Des enfants en roue libre sur la toile
Voici une nouvelle qui n’étonnera pas les parents. Selon une étude, menée par l’institut de sondage OpinionWay pour le compte de l’association Ennocence, regarder des vidéos sur des sites de streaming ou de téléchargement illégaux figure parmi les principaux loisirs des enfants. Le sondage révèle ainsi que 55% des parents interrogés estiment que leurs enfants regardent des vidéos – films, séries ou matchs de sport – sur des sites illégaux. Un parent sur trois déclare même que ses enfants le font plusieurs fois par semaine.
Or se rendre sur des sites de live streaming ou de téléchargement illégaux ne donne pas seulement accès aux vidéos et évènements sportifs : les enfants y sont souvent les victimes de publicités agressives. Ainsi, 42% des parents estiment que leurs enfants ont été exposés à des images à caractère violent et 23% à des images à caractère pornographique. Un accès d’autant plus facilité par le manque de surveillance des parents qui, selon la même étude, sont une majorité (52%) à reconnaître ne pas surveiller la navigation de leur progéniture sur Internet.
Selon l’association Ennocence, fondée en 2015 afin de protéger les enfants contre les risques d’exposition à la pornographie en ligne, la situation nécessite l’intervention des pouvoirs publics. « A l’approche de l’élection présidentielle, nous souhaitons interpeller nos femmes et nos hommes politiques sur la nécessité de tout mettre en œuvre pour protéger nos enfants et jeunes adolescents de ces nouveaux risques », déclarent ainsi Gordon Choiseul et Brigitte Lahaie, respectivement président et ambassadrice de l’association. « Les parents se sentent démunis face à cet accès libre et sans contrôle réglementaire. Comme il est impensable d’afficher dans nos rues et librement pornographie et images violentes, il est grand temps de considérer le web comme l’Agora qu’elle est. Un espace public à encadrer pour protéger nos concitoyens, jeunes ou moins jeunes ».
Un appel en accord avec les préoccupations des parents, qui sont près de sept sur dix (66%) à considérer que les pouvoirs publics ne prennent pas de mesures assez efficaces pour protéger leurs enfants et huit sur dix (79%) à estimer que cette question n’est pas suffisamment abordée par la classe politique. Ainsi, « Ennocence milite pour la mise en place d’une véritable politique de prévention contre les dangers des sites financés notamment par des publicités déplacées », selon Gordon Choiseul. Si les enfants sont en première ligne, les dangers du live streaming illégal ne se limitent pas à la diffusion intempestive de publicités à caractère violent ou pornographique.
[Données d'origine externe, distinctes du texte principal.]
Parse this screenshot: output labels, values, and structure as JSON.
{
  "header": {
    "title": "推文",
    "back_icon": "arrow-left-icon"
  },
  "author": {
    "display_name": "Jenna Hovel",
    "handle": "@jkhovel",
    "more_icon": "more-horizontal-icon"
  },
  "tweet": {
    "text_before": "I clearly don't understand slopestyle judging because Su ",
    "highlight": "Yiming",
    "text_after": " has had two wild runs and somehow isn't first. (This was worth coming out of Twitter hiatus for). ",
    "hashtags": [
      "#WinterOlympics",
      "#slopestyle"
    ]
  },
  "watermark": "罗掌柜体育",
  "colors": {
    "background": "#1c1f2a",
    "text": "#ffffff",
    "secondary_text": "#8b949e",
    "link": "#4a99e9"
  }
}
Les dangers du live streaming illégal
Selon l’OCDE, le streaming vidéo représenterait 91% du trafic Internet mondial. Or les sites illégaux proposant ce type de service seraient un repère de hackers, qui profitent de ce flux pour pirater, infecter les ordinateurs et voler les données personnelles de leurs utilisateurs – les pirates informatiques seraient à l’origine de la création de quelque 160 000 malwares par jour. Si les internautes qui fréquentent ce genre de sites ne risquent pas grand chose de la part des autorités de leur pays, il n’en est de même concernant leur matériel informatique et leur vie privée.
Les chiffres publiés, en 2014, par un rapport de l’AISP (Association of Internet Security Professionals) font froid dans le dos : 500 millions d’ordinateurs de par le monde seraient infectés, soit un sur trois ; 80% des sites de streaming hébergeraient des malwares sans le savoir ; 445 milliards de dollars auraient été perdus, en 2013, en raison de la criminalité sur Internet.
Et dans cette jungle online, les amateurs de streaming sportif sont les plus exposés : souvent pris par l’urgence d’une retransmission en direct, ils s’avèrent moins vigilants que les autres lorsqu’ils se connectent à des sites illégaux. Une précipitation qui peut coûter cher. Lors de la coupe du monde de football organisée au Brésil, 20 millions de personnes auraient visionné les matchs de manière illégale, s’exposant ainsi à l’appétit des hackers, mais également à la vigilance des autorités. Près de 4 000 interceptions de flux illicites auraient été opérées par les services spécialisés.
Surfer sur des sites illégaux n’est donc pas sans risque. Pour quelques euros économisés, les conséquences sur les enfants ou en termes de sécurité du foyer peuvent être longues à réparer.